OpenMPI issues

OpenMPI issues

Noctua 1

  • when using ls1 Mardyn compiled with GCC 11.2.0 and OpenMPI 4.1.1 there can be a memory leak in a few mpi-ranks that will eventually kill the simulation because it runs out of memory. Other combinations of GCC and OpenMPI might be affected, too.

    • A suitable workaround is to use the Intel compilers and Intel MPI.

Noctua 2

  • Errors/Warnings when using /tmp for example by OpenMPI:

    • Background: To guarantee a sufficient isolation between user, jobs and nodes the /tmp directory is redirected to an isolated directory on the parallel file system that only exists during the compute job. Some programs might expect /tmp to reside in main memory and might issue a warning or an error if it isn’t.

    • Workaround:

      • for OpenMP:

        • If you compile OpenMPI yourself and run programs with mpirun, please include “orte_tmpdir_base = /dev/shm” in your openmpi-mca-params.conf.

        • If you compile OpenMPI yourself and run programs with srun, please make sure that you have compiled OpenMPI with PMIx-support. We have set SLURM_PMIX_TMPDIR="/dev/shm” globally which will become effective then.

  • OpenMPI on gpu partition:

    • Occasionally MPI jobs may fail on the gpu partition due to UCX error messages such as (We are investigating the issue):

      [1648816196.947405] [n2gpu1201:476591:0] mm_posix.c:206 UCX ERROR open(file_name=/proc/476593/fd/44 flags=0x0) failed: No such file or directory [1648816196.947422] [n2gpu1201:476591:0] mm_ep.c:158 UCX ERROR mm ep failed to connect to remote FIFO id 0xc000000b000745b1: Shared memory error ...
  • Some applications might not flush their output into stdout/stderr. In these cases please use the srun option -u or --unbuffered in your job scripts.

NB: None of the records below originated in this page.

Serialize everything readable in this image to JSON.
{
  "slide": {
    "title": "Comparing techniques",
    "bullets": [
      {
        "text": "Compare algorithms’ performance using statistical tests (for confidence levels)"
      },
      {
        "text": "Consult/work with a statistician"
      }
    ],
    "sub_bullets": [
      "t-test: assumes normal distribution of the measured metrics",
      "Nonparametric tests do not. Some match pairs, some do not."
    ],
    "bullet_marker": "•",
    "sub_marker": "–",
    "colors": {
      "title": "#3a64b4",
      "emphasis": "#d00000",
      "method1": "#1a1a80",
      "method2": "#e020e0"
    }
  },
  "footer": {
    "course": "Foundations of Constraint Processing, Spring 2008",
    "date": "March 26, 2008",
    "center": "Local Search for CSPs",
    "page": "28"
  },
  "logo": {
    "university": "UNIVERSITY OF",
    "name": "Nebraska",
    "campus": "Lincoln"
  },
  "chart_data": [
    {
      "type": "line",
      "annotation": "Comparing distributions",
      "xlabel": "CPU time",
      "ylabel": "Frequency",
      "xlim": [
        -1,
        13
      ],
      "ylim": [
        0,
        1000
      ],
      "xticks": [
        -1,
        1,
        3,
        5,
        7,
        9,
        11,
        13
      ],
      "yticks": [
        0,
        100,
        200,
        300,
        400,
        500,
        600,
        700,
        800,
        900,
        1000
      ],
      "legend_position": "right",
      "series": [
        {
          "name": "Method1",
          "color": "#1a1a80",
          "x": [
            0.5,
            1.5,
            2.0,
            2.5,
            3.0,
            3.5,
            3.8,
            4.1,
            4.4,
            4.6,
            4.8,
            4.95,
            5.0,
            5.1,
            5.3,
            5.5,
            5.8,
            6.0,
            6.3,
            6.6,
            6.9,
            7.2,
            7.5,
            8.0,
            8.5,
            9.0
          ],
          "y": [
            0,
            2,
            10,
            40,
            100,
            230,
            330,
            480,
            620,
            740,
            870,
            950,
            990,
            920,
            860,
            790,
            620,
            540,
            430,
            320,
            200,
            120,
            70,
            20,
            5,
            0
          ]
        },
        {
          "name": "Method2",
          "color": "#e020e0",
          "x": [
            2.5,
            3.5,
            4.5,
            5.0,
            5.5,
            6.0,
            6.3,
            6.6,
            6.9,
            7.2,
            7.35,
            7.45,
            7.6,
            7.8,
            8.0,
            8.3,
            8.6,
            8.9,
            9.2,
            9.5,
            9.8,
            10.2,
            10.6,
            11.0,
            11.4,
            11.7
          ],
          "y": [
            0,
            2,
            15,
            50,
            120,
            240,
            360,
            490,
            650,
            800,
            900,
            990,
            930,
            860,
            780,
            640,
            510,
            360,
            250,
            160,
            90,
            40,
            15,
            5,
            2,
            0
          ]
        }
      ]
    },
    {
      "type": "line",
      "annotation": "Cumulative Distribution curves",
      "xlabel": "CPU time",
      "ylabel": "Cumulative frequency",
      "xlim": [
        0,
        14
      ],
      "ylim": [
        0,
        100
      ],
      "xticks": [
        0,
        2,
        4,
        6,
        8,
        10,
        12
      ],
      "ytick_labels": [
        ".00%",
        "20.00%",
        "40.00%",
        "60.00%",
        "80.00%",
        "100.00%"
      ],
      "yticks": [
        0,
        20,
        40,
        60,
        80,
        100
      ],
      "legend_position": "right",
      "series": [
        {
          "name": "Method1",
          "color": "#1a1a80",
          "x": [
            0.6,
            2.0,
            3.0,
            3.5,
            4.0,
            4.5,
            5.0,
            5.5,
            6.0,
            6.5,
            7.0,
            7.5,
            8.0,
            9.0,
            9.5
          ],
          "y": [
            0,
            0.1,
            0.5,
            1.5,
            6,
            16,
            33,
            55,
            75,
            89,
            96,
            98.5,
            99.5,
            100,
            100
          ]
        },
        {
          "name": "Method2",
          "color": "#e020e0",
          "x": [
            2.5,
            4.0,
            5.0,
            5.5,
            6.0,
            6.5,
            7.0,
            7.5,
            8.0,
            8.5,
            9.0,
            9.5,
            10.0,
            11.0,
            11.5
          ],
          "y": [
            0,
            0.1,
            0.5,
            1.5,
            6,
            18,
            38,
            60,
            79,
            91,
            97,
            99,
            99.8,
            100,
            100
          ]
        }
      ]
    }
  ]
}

  • Warning regarding mpirun usage:
    When using mpirun as the MPI launcher, you may encounter warning messages similar to the following:

    ... Failed to modify UD QP to INIT on mlx5_0: Operation not permitted

To avoid this issue, we recommend using srun as the MPI launcher on our HPC clusters. However, if you have to use mpirun to launch your MPI application, you can resolve this problem by either:

  1. Setting the following environment variables in your Slurm jobscript:

    export OMPI_MCA_btl='^uct,ofi' export OMPI_MCA_pml='ucx' export OMPI_MCA_mtl='^ofi'
  2. Or running mpirun with the following options:

    mpirun --mca btl ^uct,ofi --mca pml ucx --mca mtl ^ofi